Il y a aussi les chansons de Miriam Makeba, que l'on voit d'ailleurs à la tribune dans le film prononcer un discours engagé. En quoi ces musiques préexistantes, dont certaines sont diégétiques [entendues par les personnages dans le film], entretiennent-elles un lien avec votre partition originale ?

Alexei Aigui : Quand un morceau préexistant utilise le saxophone, j'ai pu utiliser une clarinette basse en contrepoint, par exemple. Mais tout doit rester naturel dans la musique de film, cela ne doit pas sembler forcé. Je réagis à la musique que j'entends, aux voix qui chantent, je compose la musique qui doit fonctionner avec l'ensemble. Je fais tout sans y réfléchir consciemment. C'est intuitif. Quand je joue ma musique en concert, je ne m'écris jamais de partitions ; tout le monde dans mon groupe en a, sauf moi.

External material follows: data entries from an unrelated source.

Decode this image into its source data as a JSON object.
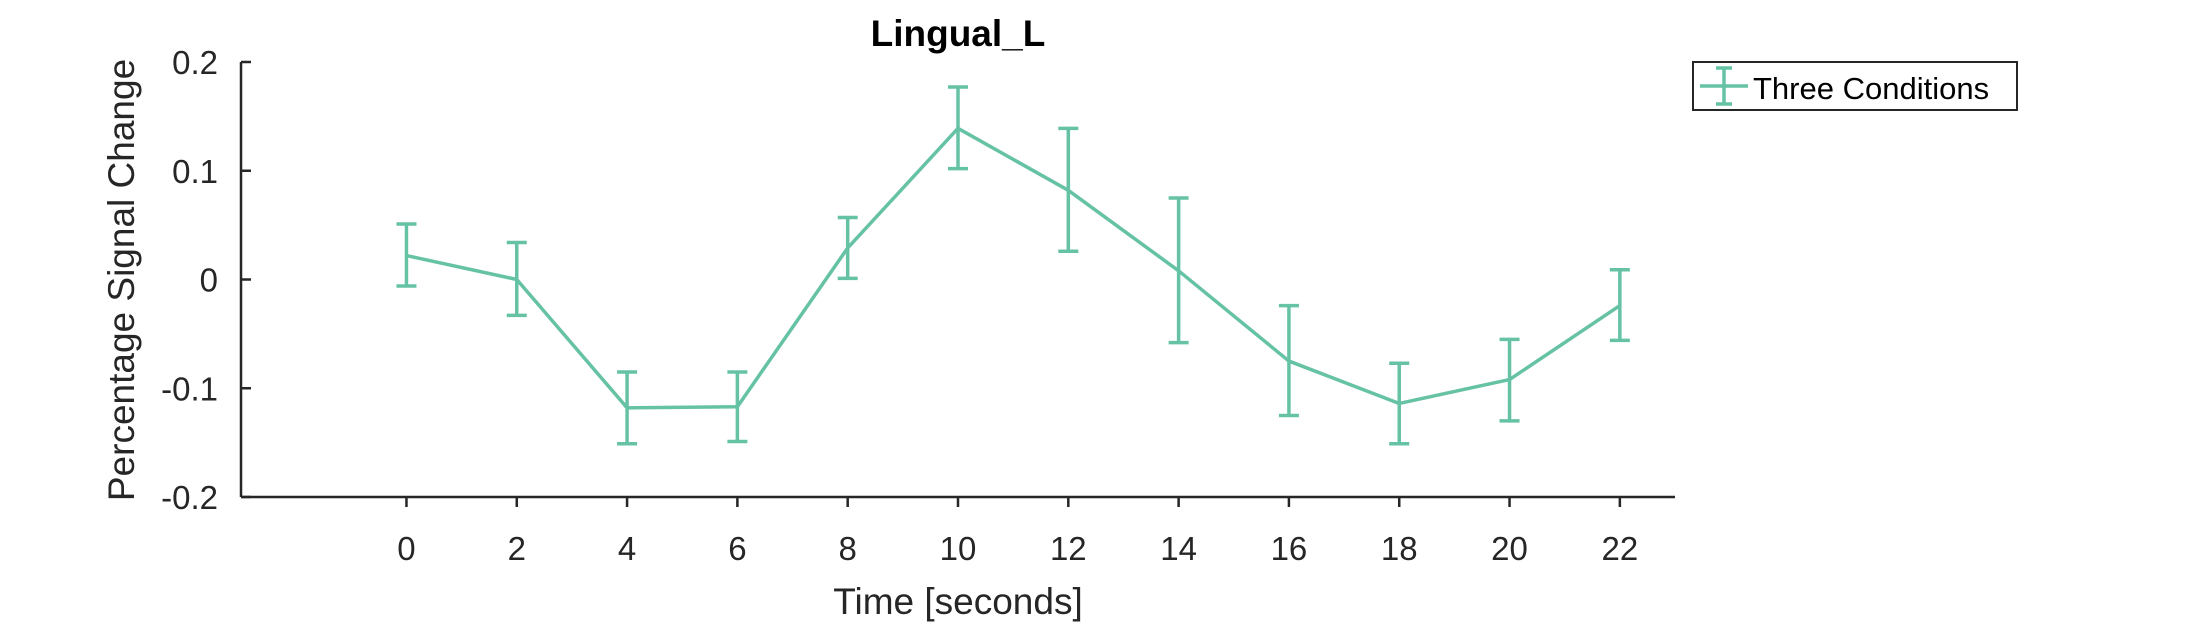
{
  "chart_data": {
    "type": "line",
    "title": "Lingual_L",
    "xlabel": "Time [seconds]",
    "ylabel": "Percentage Signal Change",
    "xlim": [
      -3,
      23
    ],
    "ylim": [
      -0.2,
      0.2
    ],
    "x_ticks": [
      0,
      2,
      4,
      6,
      8,
      10,
      12,
      14,
      16,
      18,
      20,
      22
    ],
    "x_tick_labels": [
      "0",
      "2",
      "4",
      "6",
      "8",
      "10",
      "12",
      "14",
      "16",
      "18",
      "20",
      "22"
    ],
    "y_ticks": [
      -0.2,
      -0.1,
      0,
      0.1,
      0.2
    ],
    "y_tick_labels": [
      "-0.2",
      "-0.1",
      "0",
      "0.1",
      "0.2"
    ],
    "grid": false,
    "legend_position": "outside-top-right",
    "series": [
      {
        "name": "Three Conditions",
        "color": "#66c2a5",
        "x": [
          0,
          2,
          4,
          6,
          8,
          10,
          12,
          14,
          16,
          18,
          20,
          22
        ],
        "y": [
          0.022,
          0.0,
          -0.118,
          -0.117,
          0.029,
          0.139,
          0.082,
          0.008,
          -0.075,
          -0.114,
          -0.092,
          -0.024
        ],
        "err_lower": [
          -0.006,
          -0.033,
          -0.151,
          -0.149,
          0.001,
          0.102,
          0.026,
          -0.058,
          -0.125,
          -0.151,
          -0.13,
          -0.056
        ],
        "err_upper": [
          0.051,
          0.034,
          -0.085,
          -0.085,
          0.057,
          0.177,
          0.139,
          0.075,
          -0.024,
          -0.077,
          -0.055,
          0.009
        ]
      }
    ]
  }
}
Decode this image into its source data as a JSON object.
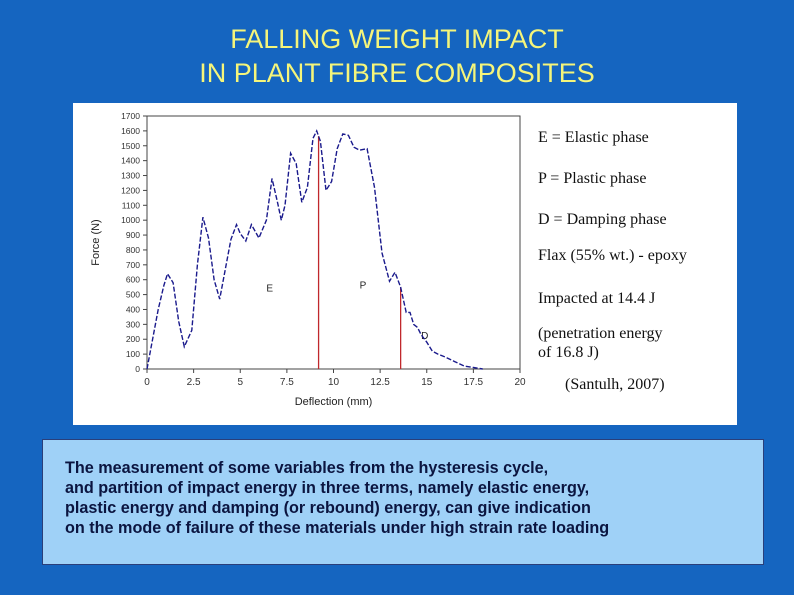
{
  "slide": {
    "title_line1": "FALLING WEIGHT IMPACT",
    "title_line2": "IN PLANT FIBRE COMPOSITES",
    "legend_notes": [
      "E = Elastic phase",
      "P = Plastic phase",
      "D = Damping phase",
      "Flax (55% wt.) - epoxy",
      "Impacted at 14.4 J",
      "(penetration energy",
      "of 16.8 J)",
      "(Santulh, 2007)"
    ],
    "caption_lines": [
      "The measurement of some variables from the hysteresis cycle,",
      "and partition of impact energy in three terms, namely elastic energy,",
      "plastic energy and damping (or rebound) energy, can give indication",
      "on the mode of failure of these materials under high strain rate loading"
    ]
  },
  "colors": {
    "background": "#1565c0",
    "title": "#f5f57a",
    "curve": "#1a1a8c",
    "phase_lines": "#c0282c",
    "caption_bg": "#9fd1f7"
  },
  "chart_data": {
    "type": "line",
    "xlabel": "Deflection (mm)",
    "ylabel": "Force (N)",
    "xlim": [
      0,
      20
    ],
    "ylim": [
      0,
      1700
    ],
    "xticks": [
      0,
      2.5,
      5,
      7.5,
      10,
      12.5,
      15,
      17.5,
      20
    ],
    "xtick_labels": [
      "0",
      "2.5",
      "5",
      "7.5",
      "10",
      "12.5",
      "15",
      "17.5",
      "20"
    ],
    "yticks": [
      0,
      100,
      200,
      300,
      400,
      500,
      600,
      700,
      800,
      900,
      1000,
      1100,
      1200,
      1300,
      1400,
      1500,
      1600,
      1700
    ],
    "ytick_labels": [
      "0",
      "100",
      "200",
      "300",
      "400",
      "500",
      "600",
      "700",
      "800",
      "900",
      "1000",
      "1100",
      "1200",
      "1300",
      "1400",
      "1500",
      "1600",
      "1700"
    ],
    "x": [
      0,
      0.3,
      0.6,
      0.9,
      1.1,
      1.4,
      1.7,
      2.0,
      2.4,
      2.7,
      3.0,
      3.3,
      3.6,
      3.9,
      4.2,
      4.5,
      4.8,
      5.0,
      5.3,
      5.6,
      6.0,
      6.4,
      6.7,
      7.0,
      7.2,
      7.4,
      7.7,
      8.0,
      8.3,
      8.6,
      8.9,
      9.1,
      9.3,
      9.6,
      9.9,
      10.2,
      10.5,
      10.8,
      11.1,
      11.4,
      11.8,
      12.2,
      12.6,
      13.0,
      13.3,
      13.6,
      13.9,
      14.1,
      14.3,
      14.5,
      14.7,
      15.0,
      15.3,
      15.6,
      16.0,
      16.5,
      17.0,
      17.5,
      18.0
    ],
    "y": [
      0,
      200,
      400,
      560,
      640,
      580,
      320,
      150,
      260,
      700,
      1020,
      880,
      600,
      470,
      670,
      870,
      970,
      910,
      860,
      970,
      880,
      1000,
      1280,
      1120,
      1000,
      1100,
      1450,
      1380,
      1120,
      1220,
      1550,
      1600,
      1530,
      1200,
      1260,
      1480,
      1580,
      1570,
      1490,
      1470,
      1480,
      1220,
      780,
      590,
      650,
      550,
      380,
      380,
      300,
      280,
      230,
      180,
      120,
      100,
      80,
      50,
      20,
      10,
      0
    ],
    "phase_markers": [
      {
        "label": "E",
        "x": 9.2,
        "label_x": 6.4,
        "label_y": 520
      },
      {
        "label": "P",
        "x": 13.6,
        "label_x": 11.4,
        "label_y": 540
      },
      {
        "label": "D",
        "x": null,
        "label_x": 14.7,
        "label_y": 200
      }
    ],
    "grid": false
  }
}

C'est parce que je m'adapte à l'acoustique de la salle.

Dans quelle mesure la voix off du narrateur est-elle associée à la musique ?

Alexei Aigui : La voix off donne une tonalité. Il faut préciser qu'il existe deux versions du film : la version française avec la voix de Raoul Peck, et une version internationale présentée à Cannes l'année dernière, avec une autre voix. Cette voix internationale était déjà présente dans le premier montage sur lequel j'ai travaillé, donc j'ai composé la musique en l'écoutant.

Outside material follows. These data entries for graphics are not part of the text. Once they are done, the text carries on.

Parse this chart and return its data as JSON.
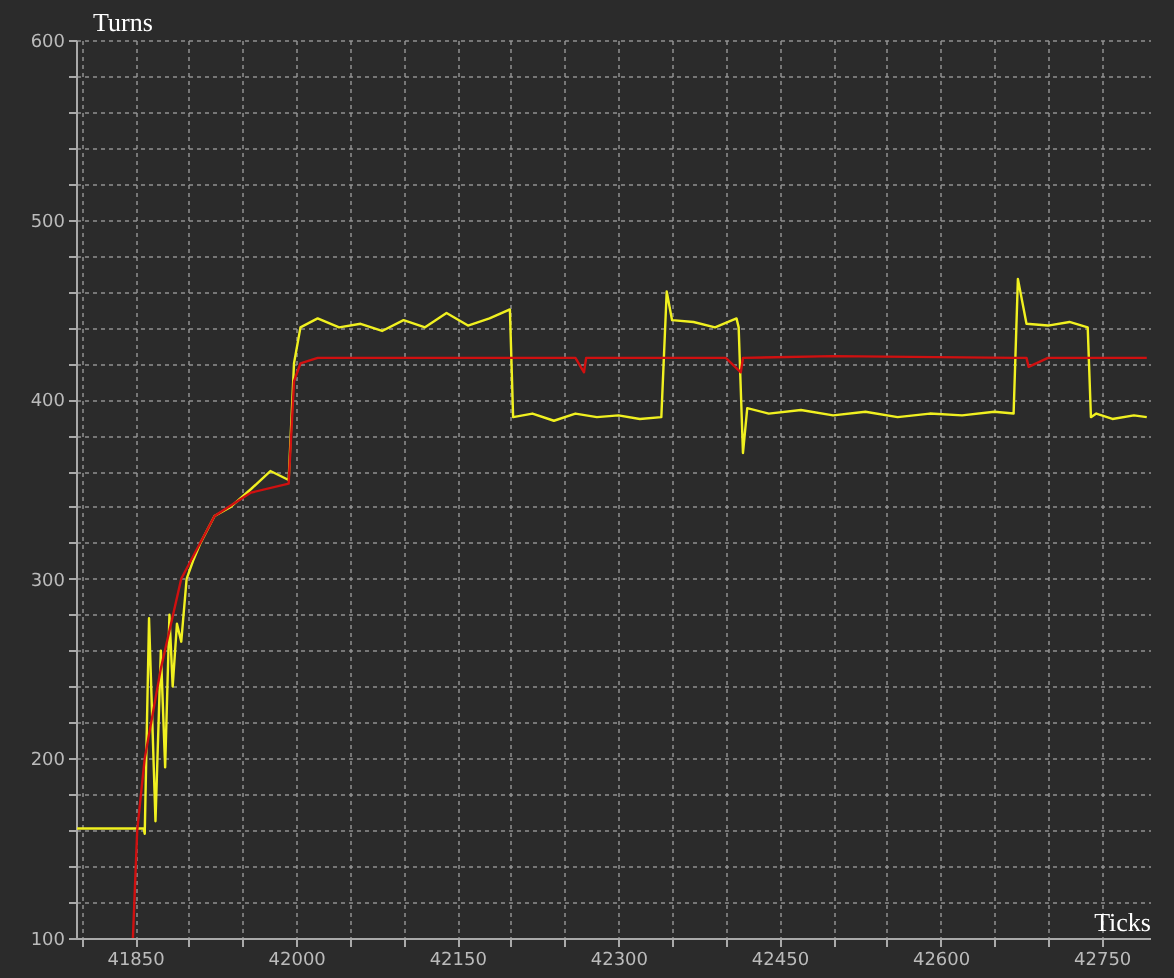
{
  "chart_data": {
    "type": "line",
    "xlabel": "Ticks",
    "ylabel": "Turns",
    "xlim": [
      41795,
      42795
    ],
    "ylim": [
      100,
      600
    ],
    "xticks": [
      {
        "value": 41800,
        "label": null
      },
      41850,
      {
        "value": 41900,
        "label": null
      },
      {
        "value": 41950,
        "label": null
      },
      42000,
      {
        "value": 42050,
        "label": null
      },
      {
        "value": 42100,
        "label": null
      },
      42150,
      {
        "value": 42200,
        "label": null
      },
      {
        "value": 42250,
        "label": null
      },
      42300,
      {
        "value": 42350,
        "label": null
      },
      {
        "value": 42400,
        "label": null
      },
      42450,
      {
        "value": 42500,
        "label": null
      },
      {
        "value": 42550,
        "label": null
      },
      42600,
      {
        "value": 42650,
        "label": null
      },
      {
        "value": 42700,
        "label": null
      },
      42750
    ],
    "yticks": [
      100,
      {
        "value": 120,
        "label": null
      },
      {
        "value": 140,
        "label": null
      },
      {
        "value": 160,
        "label": null
      },
      {
        "value": 180,
        "label": null
      },
      200,
      {
        "value": 220,
        "label": null
      },
      {
        "value": 240,
        "label": null
      },
      {
        "value": 260,
        "label": null
      },
      {
        "value": 280,
        "label": null
      },
      300,
      {
        "value": 320,
        "label": null
      },
      {
        "value": 340,
        "label": null
      },
      {
        "value": 360,
        "label": null
      },
      {
        "value": 380,
        "label": null
      },
      400,
      {
        "value": 420,
        "label": null
      },
      {
        "value": 440,
        "label": null
      },
      {
        "value": 460,
        "label": null
      },
      {
        "value": 480,
        "label": null
      },
      500,
      {
        "value": 520,
        "label": null
      },
      {
        "value": 540,
        "label": null
      },
      {
        "value": 560,
        "label": null
      },
      {
        "value": 580,
        "label": null
      },
      600
    ],
    "grid": true,
    "legend": false,
    "marker": "none",
    "line_style": "solid",
    "series": [
      {
        "color": "#f0f020",
        "x": [
          41796,
          41858,
          41859,
          41863,
          41869,
          41874,
          41878,
          41882,
          41885,
          41889,
          41893,
          41898,
          41904,
          41911,
          41924,
          41939,
          41958,
          41976,
          41993,
          41998,
          42004,
          42020,
          42040,
          42060,
          42080,
          42100,
          42120,
          42140,
          42160,
          42180,
          42199,
          42202,
          42220,
          42240,
          42260,
          42280,
          42300,
          42320,
          42340,
          42345,
          42350,
          42370,
          42390,
          42410,
          42412,
          42416,
          42420,
          42440,
          42470,
          42500,
          42530,
          42560,
          42590,
          42620,
          42650,
          42668,
          42672,
          42680,
          42700,
          42720,
          42737,
          42740,
          42745,
          42760,
          42780,
          42792
        ],
        "values": [
          161,
          161,
          158,
          278,
          165,
          260,
          195,
          280,
          240,
          275,
          265,
          300,
          310,
          320,
          335,
          340,
          350,
          360,
          355,
          420,
          440,
          445,
          440,
          442,
          438,
          444,
          440,
          448,
          441,
          445,
          450,
          390,
          392,
          388,
          392,
          390,
          391,
          389,
          390,
          460,
          444,
          443,
          440,
          445,
          440,
          370,
          395,
          392,
          394,
          391,
          393,
          390,
          392,
          391,
          393,
          392,
          467,
          442,
          441,
          443,
          440,
          390,
          392,
          389,
          391,
          390
        ]
      },
      {
        "color": "#d01010",
        "x": [
          41848,
          41852,
          41859,
          41874,
          41893,
          41924,
          41958,
          41993,
          41998,
          42004,
          42020,
          42100,
          42190,
          42198,
          42200,
          42260,
          42268,
          42270,
          42400,
          42414,
          42416,
          42500,
          42670,
          42680,
          42682,
          42700,
          42792
        ],
        "values": [
          100,
          160,
          200,
          250,
          300,
          335,
          348,
          353,
          410,
          420,
          423,
          423,
          423,
          423,
          423,
          423,
          415,
          423,
          423,
          415,
          423,
          424,
          423,
          423,
          418,
          423,
          423
        ]
      }
    ]
  }
}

Concernant le travail de maquette : vous qui êtes attaché à l'instrumentation réelle, notamment avec votre propre formation musicale, comment vivez-vous cette étape de la création de maquettes sur ordinateur ?

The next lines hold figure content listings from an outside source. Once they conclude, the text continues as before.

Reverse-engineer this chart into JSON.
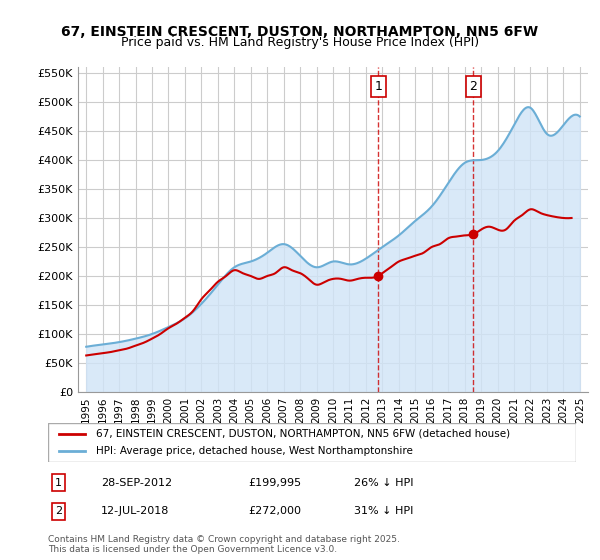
{
  "title": "67, EINSTEIN CRESCENT, DUSTON, NORTHAMPTON, NN5 6FW",
  "subtitle": "Price paid vs. HM Land Registry's House Price Index (HPI)",
  "xlabel": "",
  "ylabel": "",
  "background_color": "#ffffff",
  "plot_bg_color": "#ffffff",
  "grid_color": "#cccccc",
  "legend_label_red": "67, EINSTEIN CRESCENT, DUSTON, NORTHAMPTON, NN5 6FW (detached house)",
  "legend_label_blue": "HPI: Average price, detached house, West Northamptonshire",
  "annotation1_label": "1",
  "annotation1_date": "28-SEP-2012",
  "annotation1_price": "£199,995",
  "annotation1_hpi": "26% ↓ HPI",
  "annotation2_label": "2",
  "annotation2_date": "12-JUL-2018",
  "annotation2_price": "£272,000",
  "annotation2_hpi": "31% ↓ HPI",
  "footer": "Contains HM Land Registry data © Crown copyright and database right 2025.\nThis data is licensed under the Open Government Licence v3.0.",
  "red_color": "#cc0000",
  "blue_color": "#6baed6",
  "blue_fill_color": "#d0e4f7",
  "vline_color": "#cc0000",
  "vline_style": "--",
  "years": [
    1995,
    1996,
    1997,
    1998,
    1999,
    2000,
    2001,
    2002,
    2003,
    2004,
    2005,
    2006,
    2007,
    2008,
    2009,
    2010,
    2011,
    2012,
    2013,
    2014,
    2015,
    2016,
    2017,
    2018,
    2019,
    2020,
    2021,
    2022,
    2023,
    2024,
    2025
  ],
  "hpi_values": [
    78000,
    82000,
    86000,
    92000,
    100000,
    112000,
    127000,
    152000,
    185000,
    215000,
    225000,
    240000,
    255000,
    235000,
    215000,
    225000,
    220000,
    230000,
    250000,
    270000,
    295000,
    320000,
    360000,
    395000,
    400000,
    415000,
    460000,
    490000,
    445000,
    460000,
    475000
  ],
  "red_x": [
    1995.0,
    1995.5,
    1996.0,
    1996.5,
    1997.0,
    1997.5,
    1998.0,
    1998.5,
    1999.0,
    1999.5,
    2000.0,
    2000.5,
    2001.0,
    2001.5,
    2002.0,
    2002.5,
    2003.0,
    2003.5,
    2004.0,
    2004.5,
    2005.0,
    2005.5,
    2006.0,
    2006.5,
    2007.0,
    2007.5,
    2008.0,
    2008.5,
    2009.0,
    2009.5,
    2010.0,
    2010.5,
    2011.0,
    2011.5,
    2012.0,
    2012.75,
    2013.0,
    2013.5,
    2014.0,
    2014.5,
    2015.0,
    2015.5,
    2016.0,
    2016.5,
    2017.0,
    2017.5,
    2018.0,
    2018.53,
    2019.0,
    2019.5,
    2020.0,
    2020.5,
    2021.0,
    2021.5,
    2022.0,
    2022.5,
    2023.0,
    2023.5,
    2024.0,
    2024.5
  ],
  "red_values": [
    63000,
    65000,
    67000,
    69000,
    72000,
    75000,
    80000,
    85000,
    92000,
    100000,
    110000,
    118000,
    128000,
    140000,
    160000,
    175000,
    190000,
    200000,
    210000,
    205000,
    200000,
    195000,
    200000,
    205000,
    215000,
    210000,
    205000,
    195000,
    185000,
    190000,
    195000,
    195000,
    192000,
    195000,
    197000,
    199995,
    205000,
    215000,
    225000,
    230000,
    235000,
    240000,
    250000,
    255000,
    265000,
    268000,
    270000,
    272000,
    280000,
    285000,
    280000,
    280000,
    295000,
    305000,
    315000,
    310000,
    305000,
    302000,
    300000,
    300000
  ],
  "marker1_x": 2012.75,
  "marker1_y": 199995,
  "marker2_x": 2018.53,
  "marker2_y": 272000,
  "vline1_x": 2012.75,
  "vline2_x": 2018.53,
  "ylim": [
    0,
    560000
  ],
  "xlim": [
    1994.5,
    2025.5
  ],
  "yticks": [
    0,
    50000,
    100000,
    150000,
    200000,
    250000,
    300000,
    350000,
    400000,
    450000,
    500000,
    550000
  ],
  "ytick_labels": [
    "£0",
    "£50K",
    "£100K",
    "£150K",
    "£200K",
    "£250K",
    "£300K",
    "£350K",
    "£400K",
    "£450K",
    "£500K",
    "£550K"
  ]
}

Alexei Aigui : Je le vis mal. Je suis plutôt "à l'ancienne", mais j'écris désormais la musique sur ordinateur. J'ai commencé à composer il y a environ trente ans ; à l'époque, il n'y avait pas d'ordinateur, je réalisais toutes mes premières musiques de films directement avec mon groupe. Je ne suis pas très doué en informatique, c'est compliqué pour moi de faire des maquettes, mais j'essaie. C'est devenu une pratique incontournable. Le risque, ensuite, c'est que la musique devienne basique parce que tout le monde utilise les mêmes banques de sons (samples), ce n'est pas très intéressant.

Une autre pratique qui se répand est celle des "temp tracks", ces musiques temporaires placées au montage avant la composition originale. Qu'en pensez-vous ?

Alexei Aigui : J'ai été confronté à cela aussi. Une fois, je travaillais sur deux films en même temps, et ils utilisaient la même musique temporaire - de Trent Reznor - sur une série et sur un film historique. Je me suis dit : "OK, bon, je vais faire quelque chose de différent." Bientôt, nous serons peut-être tous remplacés par l'Intelligence Artificielle. Mais je pourrai toujours jouer au marché d'un village avec mon violon. Sans électricité, il n'y aura plus de Spotify, plus rien, mais moi, je serai toujours là avec mon violon. (rires)

D'ailleurs, en parlant de diffusion, la bande originale du film "Ernest Cole, photographe" n'est toujours pas disponible environ quatre mois après la sortie du film...

Alexei Aigui : Personne n'achète de disques de toute façon, mais l'éditeur Music Box Records prévoit de la publier. Il faut juste que je trouve le temps de finaliser la sélection des morceaux pour l'album. Il y a un minimum de travail à faire : la musique doit être remixée pour l'écoute seule, mais sans modification de la structure des morceaux. On doit sortir la musique telle qu'elle est écrite, car c'est un peu compliqué de couper des parties. Bien sûr, on ne va pas tout publier, car certains thèmes se répètent, mais on sortira environ quinze morceaux. Et après, sur le même album, on ajoutera les musiques de "Moloch Tropical" (2009) et "Meurtre à Pacot" (2014), deux autres films de Raoul Peck.

En quoi l'actualité géopolitique, qui vous a contraint à l'exil, influence-t-elle votre carrière aujourd'hui ?

Alexei Aigui : Ma musique est toujours utilisée dans des séries russes qui passent à la télévision, mais je ne reçois plus mes droits d'auteur parce que les organismes de gestion russes ont tout bloqué. On me prive de mes droits d'auteur, et on enlève même mon nom des génériques. J'ai l'impression de revivre l'époque de l'Union soviétique.